En primer lugar, es importante distinguir correctamente las distintas categorías de zumo según la legislación española. La normativa establece que el zumo de fruta, incluido el zumo de naranja 100%, se obtiene exclusivamente de fruta exprimido y no permite la incorporación de azúcares añadidos. Reconocer que el zumo de naranja 100% es un producto exprimido sin añadidos es fundamental para comprender su perfil nutricional y sus efectos en la salud.Esta definición lo diferencia de los néctares, en los que sí pueden añadirse otros ingredientes.
En el ámbito nutricional, los datos del sector sitúan el contenido de azúcares del zumo de naranja 100% en torno a 8,8 gramos por cada 100 mililitros, procedentes de forma natural de la fruta. Una ración habitual de 150 mililitros aporta aproximadamente 13 gramos y cerca de 52 kilocalorías vinculadas a esos azúcares. El zumo de naranja destaca por su perfil nutricional con índice glucémico bajo, lo que influye en sus efectos sobre la salud. Esto supone una liberación gradual de glucosa en sangre.
Dentro de un enfoque dietético general, distintas entidades recuerdan que la ingesta de frutas y hortalizas continúa por debajo de las recomendaciones internacionales. En este contexto, el zumo de naranja 100% exprimido puede ayudar a que parte de la población se acerque a la pauta de cinco raciones diarias cuando la fruta entera no es suficiente. El zumo de naranja exprimido puede complementar la alimentación y contribuir a la salud si se consume de forma moderada.
Una mirada al zumo de naranja desde la sostenibilidad del campo
Más allá del aspecto nutricional, el peso del zumo de naranja se refleja claramente en la estructura productiva. El sector citrícola español supera las 300.000 hectáreas y mantiene alrededor de 280.000 empleos directos relacionados con la recolección, manipulado y comercialización. La industria del zumo de naranja tiene un papel relevante en la sostenibilidad y en el equilibrio del sector citrícola. Cada campaña, cerca de 1,3 millones de toneladas de cítricos se destinan a transformación.

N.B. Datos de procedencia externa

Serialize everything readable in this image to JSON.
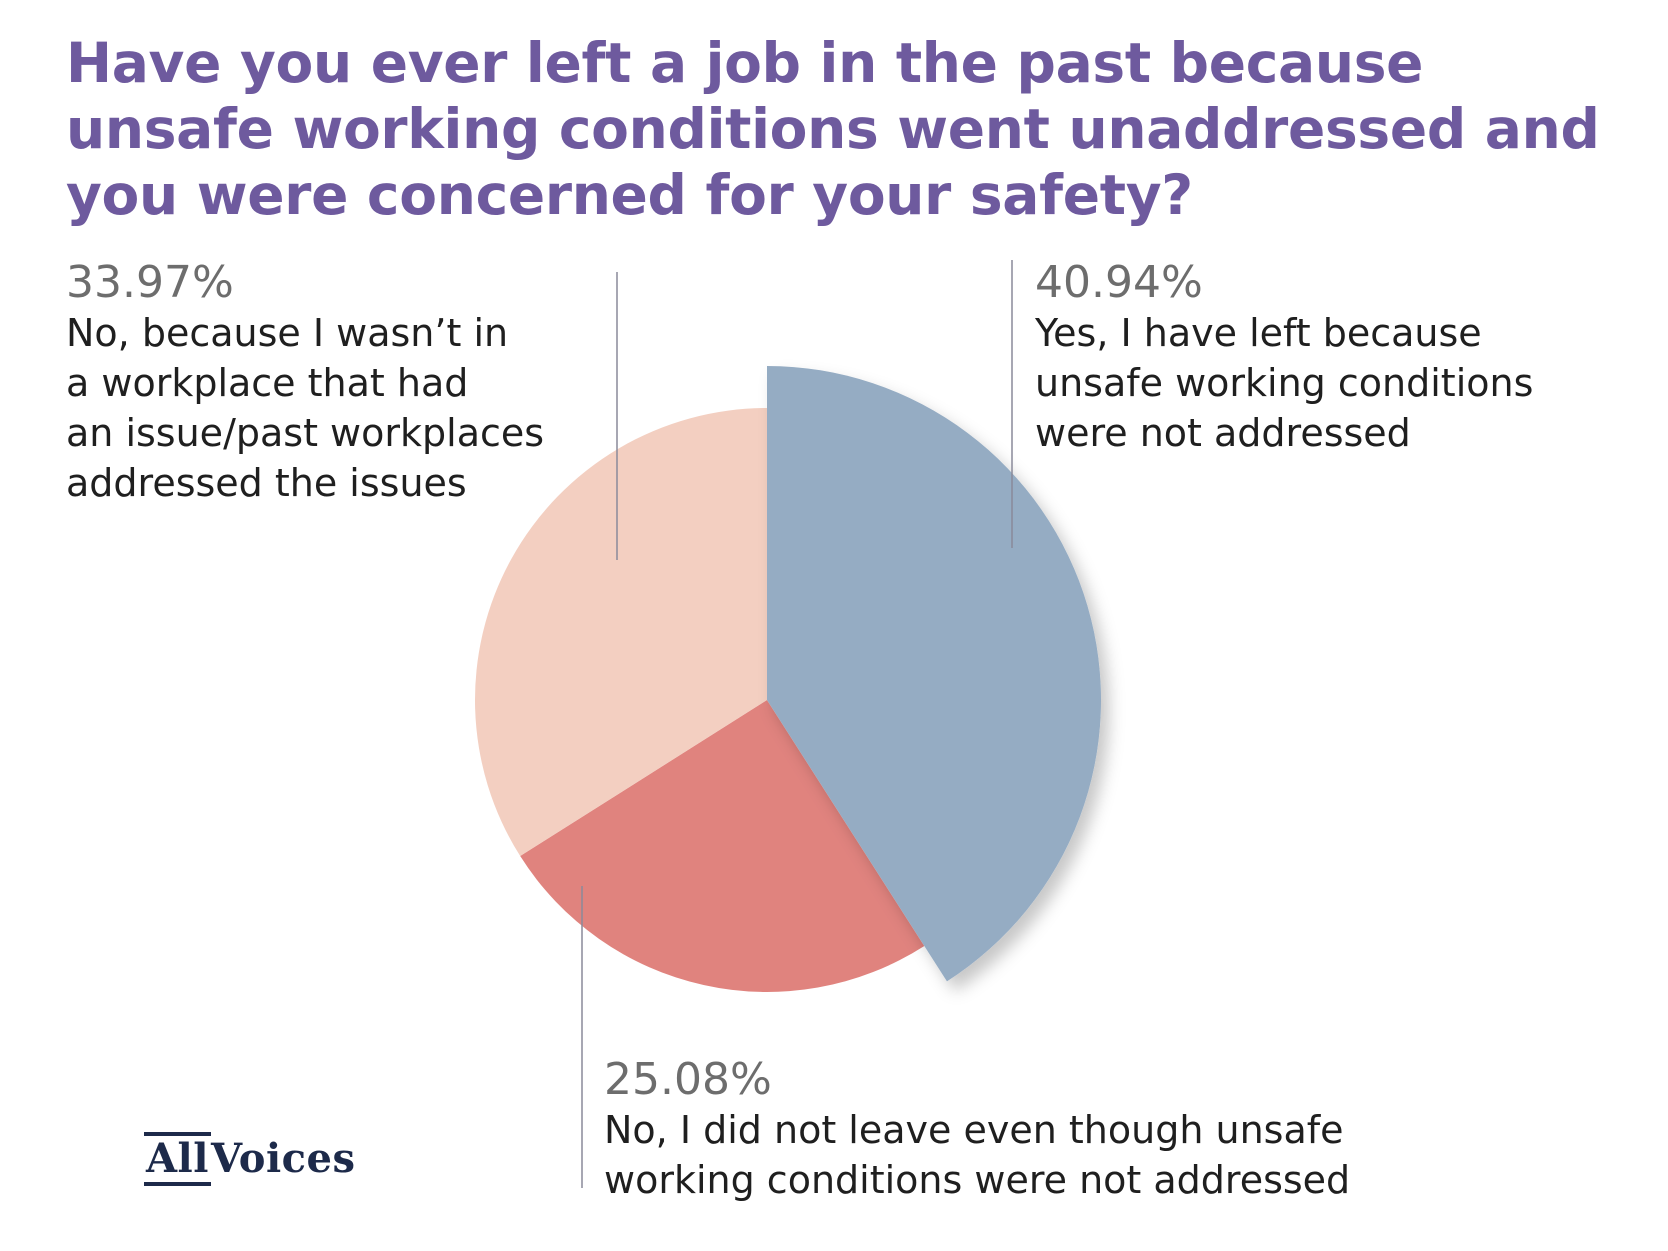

Este proceso adquiere especial importancia desde la perspectiva ambiental. Entre un 15% y un 20% de la cosecha anual queda fuera del mercado en fresco por motivos de calibre, apariencia o equilibrio comercial. La industria del zumo de naranja favorece el aprovechamiento de la fruta, impulsa la sostenibilidad y reduce el desperdicio alimentario. Además, a partir de la fruta también se generan otros subproductos con diferentes aplicaciones industriales y ganaderas.
En conjunto, el perfil nutricional del zumo de naranja 100% permite incluirlo de forma moderada en una dieta equilibrada, y su función dentro de la cadena citrícola contribuye a optimizar la eficiencia productiva y a reducir el desperdicio. El zumo de naranja reúne perfil nutricional, propiedades, efectos en la salud y sostenibilidad dentro de la industria alimentaria actual. En un contexto de mayor atención pública, avanzar hacia información rigurosa y basada en evidencia resulta esencial.